SharePoint like a messy paintbox, conference told

27.07.2009
The first New Zealand SharePoint community conference, held earlier this month in Wellington, pointed to the popularity of the Microsoft platform with a large and participative audience in attendance.

SharePoint combines collaboration and document management, along with web content and process management in a wide range of capabilities, with considerable power for users to create their own applications. It is a popular platform, though some software developers point to SharePoint's limitations and its uneven integration with other Microsoft products.

See also:

A major Microsoft release of SharePoint and SharePoint-related enhancements to other applications, previously known as Wave 14, will be available starting next year with SharePoint 2010. With this long lead-in time, the conference was somewhat disappointing on the information disclosure front. More than one presenter admitted to knowing more about the new offerings than they could reveal.

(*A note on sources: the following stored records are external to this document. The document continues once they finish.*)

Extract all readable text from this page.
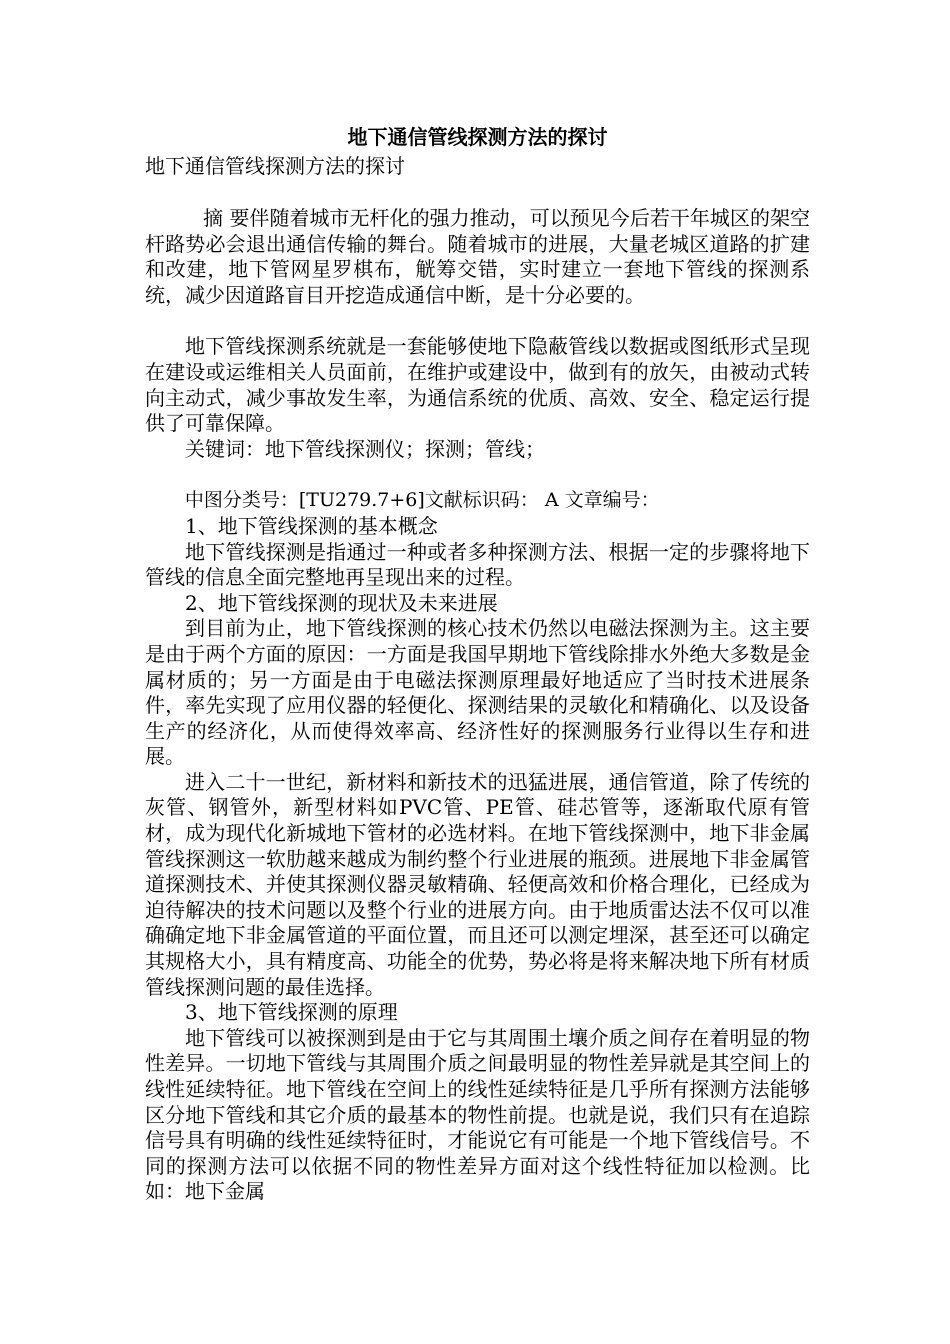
地下通信管线探测方法的探讨

地下通信管线探测方法的探讨

摘 要伴随着城市无杆化的强力推动，可以预见今后若干年城区的架空杆路势必会退出通信传输的舞台。随着城市的进展，大量老城区道路的扩建和改建，地下管网星罗棋布，觥筹交错，实时建立一套地下管线的探测系统，减少因道路盲目开挖造成通信中断，是十分必要的。

地下管线探测系统就是一套能够使地下隐蔽管线以数据或图纸形式呈现在建设或运维相关人员面前，在维护或建设中，做到有的放矢，由被动式转向主动式，减少事故发生率，为通信系统的优质、高效、安全、稳定运行提供了可靠保障。

关键词：地下管线探测仪；探测；管线；

中图分类号：[TU279.7+6]文献标识码： A 文章编号：

1、地下管线探测的基本概念

地下管线探测是指通过一种或者多种探测方法、根据一定的步骤将地下管线的信息全面完整地再呈现出来的过程。

2、地下管线探测的现状及未来进展

到目前为止，地下管线探测的核心技术仍然以电磁法探测为主。这主要是由于两个方面的原因：一方面是我国早期地下管线除排水外绝大多数是金属材质的；另一方面是由于电磁法探测原理最好地适应了当时技术进展条件，率先实现了应用仪器的轻便化、探测结果的灵敏化和精确化、以及设备生产的经济化，从而使得效率高、经济性好的探测服务行业得以生存和进展。

进入二十一世纪，新材料和新技术的迅猛进展，通信管道，除了传统的灰管、钢管外，新型材料如PVC管、PE管、硅芯管等，逐渐取代原有管材，成为现代化新城地下管材的必选材料。在地下管线探测中，地下非金属管线探测这一软肋越来越成为制约整个行业进展的瓶颈。进展地下非金属管道探测技术、并使其探测仪器灵敏精确、轻便高效和价格合理化，已经成为迫待解决的技术问题以及整个行业的进展方向。由于地质雷达法不仅可以准确确定地下非金属管道的平面位置，而且还可以测定埋深，甚至还可以确定其规格大小，具有精度高、功能全的优势，势必将是将来解决地下所有材质管线探测问题的最佳选择。

3、地下管线探测的原理

地下管线可以被探测到是由于它与其周围土壤介质之间存在着明显的物性差异。一切地下管线与其周围介质之间最明显的物性差异就是其空间上的线性延续特征。地下管线在空间上的线性延续特征是几乎所有探测方法能够区分地下管线和其它介质的最基本的物性前提。也就是说，我们只有在追踪信号具有明确的线性延续特征时，才能说它有可能是一个地下管线信号。不同的探测方法可以依据不同的物性差异方面对这个线性特征加以检测。比如：地下金属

Part of SharePoint's popularity lies in its power and ease of use the speakers made clear. Yet, this constitutes a danger of possible overreach and scope creep, which should be carefully controlled.

Keynote speaker Joel Oleson is a senior architect at Quest Software, but was involved in the beginnings of SharePoint at Microsoft and is a respected SharePoint blogger (www.sharepointjoel.com).

He compared a novice SharePoint user to a small child with a box of paints; without supervision, an excess of enthusiasm will result in a mess. Users accustomed to installing a productivity suite such as Microsoft Office with a few clicks, might think they can do the same out-of-the-box exercise on SharePoint and gain access to all its capabilities, he says. Some ICT departments might be misguided enough to let them.

The lesson from this analogy is to do what a parent would do with the child, Oleson says; give users a restricted "palate" of capabilities and retain close contact with them while they do their first few projects.

More experienced users have to be gently discouraged from producing inappropriate monsters of application suites, which combine SharePoint features unlikely to work together and unlikely to scale well, he says. Applications that serve radically different purposes and audiences, are better provided separately than attempting to combine them incongruously into one offering.

The key, he says, is to offer end-users a series of well-defined services, not merely a suite of software. "The way to define a service is with policies, it's about standards and consistency, so people using it understand what's going on and what can be provided," Oleson says. There should be clear communication about what's being provided under what service-level agreements.

The balance between ICT-department control and user empowerment, and between standardisation and flexibility, is a difficult one to strike, he says.

New Zealand SharePoint developers and administrators face particular challenges because of the small size of companies Oleson says. "That means you're the one SharePoint person", expected to be an expert on every aspect. Reliance on community input and building of virtual teams becomes very important, he says.